Introducing the ‘Comprehensive Sustainability Score’: A GearJunkie Initiative to Inform Your Buying
Today, GearJunkie and our partner sites at Lola Digital Media announce an ongoing initiative, the Comprehensive Sustainability Score (CSS). Here’s what you need to know.
The outdoor industry is often at the cutting edge of sustainability. With companies like Patagonia and prAna pioneering recycled and organic materials more than 20 years ago, it’s clear that where the outdoor industry leads, other industries follow.
But while the outdoor media has embraced coverage of sustainability measures, outdoor gear review sites come up short in giving quantitative measures of the sustainability of given products — until now.
Meet the Comprehensive Sustainability Score. This scoring system will strive to give consumers a clear picture of the way their purchases impact the environment.
Lola Digital Media will launch our Comprehensive Sustainability Score starting today. We recognize this will require much work, both from our team and through cooperation with hundreds of brands. We’re excited to get it done.
Comprehensive Sustainability Score: What Is It?

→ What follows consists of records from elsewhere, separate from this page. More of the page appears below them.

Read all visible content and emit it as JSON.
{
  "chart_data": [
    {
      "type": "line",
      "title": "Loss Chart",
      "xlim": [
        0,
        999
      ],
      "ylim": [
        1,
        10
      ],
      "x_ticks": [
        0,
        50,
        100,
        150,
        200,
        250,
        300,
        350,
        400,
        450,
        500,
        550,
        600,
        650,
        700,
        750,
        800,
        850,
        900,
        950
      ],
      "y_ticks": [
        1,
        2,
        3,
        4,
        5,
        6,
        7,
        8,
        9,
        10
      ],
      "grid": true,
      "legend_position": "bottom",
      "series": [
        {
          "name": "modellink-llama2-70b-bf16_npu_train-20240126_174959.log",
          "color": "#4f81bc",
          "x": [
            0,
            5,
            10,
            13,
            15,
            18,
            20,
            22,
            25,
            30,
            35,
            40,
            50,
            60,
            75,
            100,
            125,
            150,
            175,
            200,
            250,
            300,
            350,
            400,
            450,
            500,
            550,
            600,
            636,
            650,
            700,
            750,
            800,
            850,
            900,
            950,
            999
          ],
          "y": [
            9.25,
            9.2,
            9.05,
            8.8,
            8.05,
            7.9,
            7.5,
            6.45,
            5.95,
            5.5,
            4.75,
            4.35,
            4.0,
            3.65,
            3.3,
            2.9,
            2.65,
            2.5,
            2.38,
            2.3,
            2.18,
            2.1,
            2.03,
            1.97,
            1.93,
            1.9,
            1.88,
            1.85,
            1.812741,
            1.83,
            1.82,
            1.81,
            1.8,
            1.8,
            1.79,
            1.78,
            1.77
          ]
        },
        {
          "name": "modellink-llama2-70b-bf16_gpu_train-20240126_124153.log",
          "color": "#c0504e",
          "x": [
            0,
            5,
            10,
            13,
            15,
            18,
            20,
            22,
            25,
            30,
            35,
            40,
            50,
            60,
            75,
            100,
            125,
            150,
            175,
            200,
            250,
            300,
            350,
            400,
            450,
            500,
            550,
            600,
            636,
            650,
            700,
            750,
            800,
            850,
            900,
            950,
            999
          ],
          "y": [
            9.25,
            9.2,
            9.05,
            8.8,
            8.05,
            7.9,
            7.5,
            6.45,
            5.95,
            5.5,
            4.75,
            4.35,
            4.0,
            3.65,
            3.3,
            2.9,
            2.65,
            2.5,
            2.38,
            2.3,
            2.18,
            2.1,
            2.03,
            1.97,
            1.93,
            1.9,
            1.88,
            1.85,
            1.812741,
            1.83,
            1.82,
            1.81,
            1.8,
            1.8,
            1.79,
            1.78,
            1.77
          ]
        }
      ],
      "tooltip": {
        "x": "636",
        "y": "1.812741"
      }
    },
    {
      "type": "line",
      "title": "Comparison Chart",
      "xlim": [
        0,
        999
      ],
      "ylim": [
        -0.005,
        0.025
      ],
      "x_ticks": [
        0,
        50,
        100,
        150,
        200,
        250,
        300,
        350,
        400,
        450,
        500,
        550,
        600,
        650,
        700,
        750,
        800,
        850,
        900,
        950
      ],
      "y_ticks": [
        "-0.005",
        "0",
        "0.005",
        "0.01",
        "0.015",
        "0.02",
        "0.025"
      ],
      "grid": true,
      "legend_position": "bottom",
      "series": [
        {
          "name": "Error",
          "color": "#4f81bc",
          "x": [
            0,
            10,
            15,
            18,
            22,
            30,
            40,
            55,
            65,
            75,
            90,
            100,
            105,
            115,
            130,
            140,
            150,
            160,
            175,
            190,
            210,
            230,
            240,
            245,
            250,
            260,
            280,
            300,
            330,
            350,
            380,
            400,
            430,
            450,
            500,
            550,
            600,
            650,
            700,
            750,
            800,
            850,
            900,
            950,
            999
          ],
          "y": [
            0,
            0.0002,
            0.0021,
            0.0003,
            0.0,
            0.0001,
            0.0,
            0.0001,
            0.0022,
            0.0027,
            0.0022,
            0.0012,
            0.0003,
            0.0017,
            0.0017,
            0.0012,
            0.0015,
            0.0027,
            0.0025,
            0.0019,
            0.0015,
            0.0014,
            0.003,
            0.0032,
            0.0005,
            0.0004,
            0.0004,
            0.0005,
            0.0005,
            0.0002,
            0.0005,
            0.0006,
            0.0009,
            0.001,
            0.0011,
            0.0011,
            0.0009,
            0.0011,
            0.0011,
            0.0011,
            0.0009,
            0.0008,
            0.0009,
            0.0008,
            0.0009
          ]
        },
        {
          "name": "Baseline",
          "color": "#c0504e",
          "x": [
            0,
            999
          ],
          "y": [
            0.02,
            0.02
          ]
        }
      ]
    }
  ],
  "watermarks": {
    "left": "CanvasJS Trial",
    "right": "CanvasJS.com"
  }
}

The Comprehensive Sustainability Score (CSS) distinguishes which products consumers can buy to minimize their impact on the environment. They will find the CSS for each product listed in buying guides to help inform their decision-making process.
The CSS will be:
- Quantitative
- Research-based
- Prominent
- A key determinant of which products we recommend
An important note: Because we already have hundreds of guides live on our sites, you will find these rolling out slowly over the coming months and years. We realize it will take one step at a time to get this work done. You can find the first example of this scoring on our Best Down Jackets story, updated today.
CSS: How We Find It
While some companies have begun similar work to rank brand sustainability, the CSS will go a step further. We will consider product-specific attributes such as the percentage of recycled material, clean energy used in production, and packaging waste created in shipping.
But because every product category is different, we will research each before creating questionnaires for brands.
Our reporters will ask companies for these details, as well as verify them when we receive shipments. This can be as simple as noting how many polybags or styrofoam cubes are used in each box.
We then score each product according to the answers received in a questionnaire sent to brands. Because there is some subjectivity in scoring, two editors score each product, and we then average the scores to find a grand total.
We then display the CSS on buying guides such as the image below. If a brand does not reply to our questionnaire, we simply mark the CSS as “NA.”
CSS: An Evolving Process
We make this announcement today as we publish our first set of CSS scores in our buying guide for the Best Down Jackets. More will be coming in the near future.
For the brand managers out there, this is your heads up. Please be ready to answer hard questions about your sustainability efforts as we work to implement our new system.
For consumers, please keep an eye open for sustainability badging on our new buyers’ guides. While it will take weeks and months to implement this across our thousands of guides, the work has already begun.
We realize this project will require sacrifice and time from many people. And we know the process must evolve as we learn more about rating sustainability measures. So our lines of feedback will be wide open to dialogue with both consumers and brands.
But we think this project can make the world just a little better. By giving consumers an easily digestible way to support sustainability with their dollars, we hope to encourage more brands to take steps to reduce the impact of manufacturing.
Join us as we launch the CSS today across our portfolio of websites. We hope it will make a difference, one purchase at a time.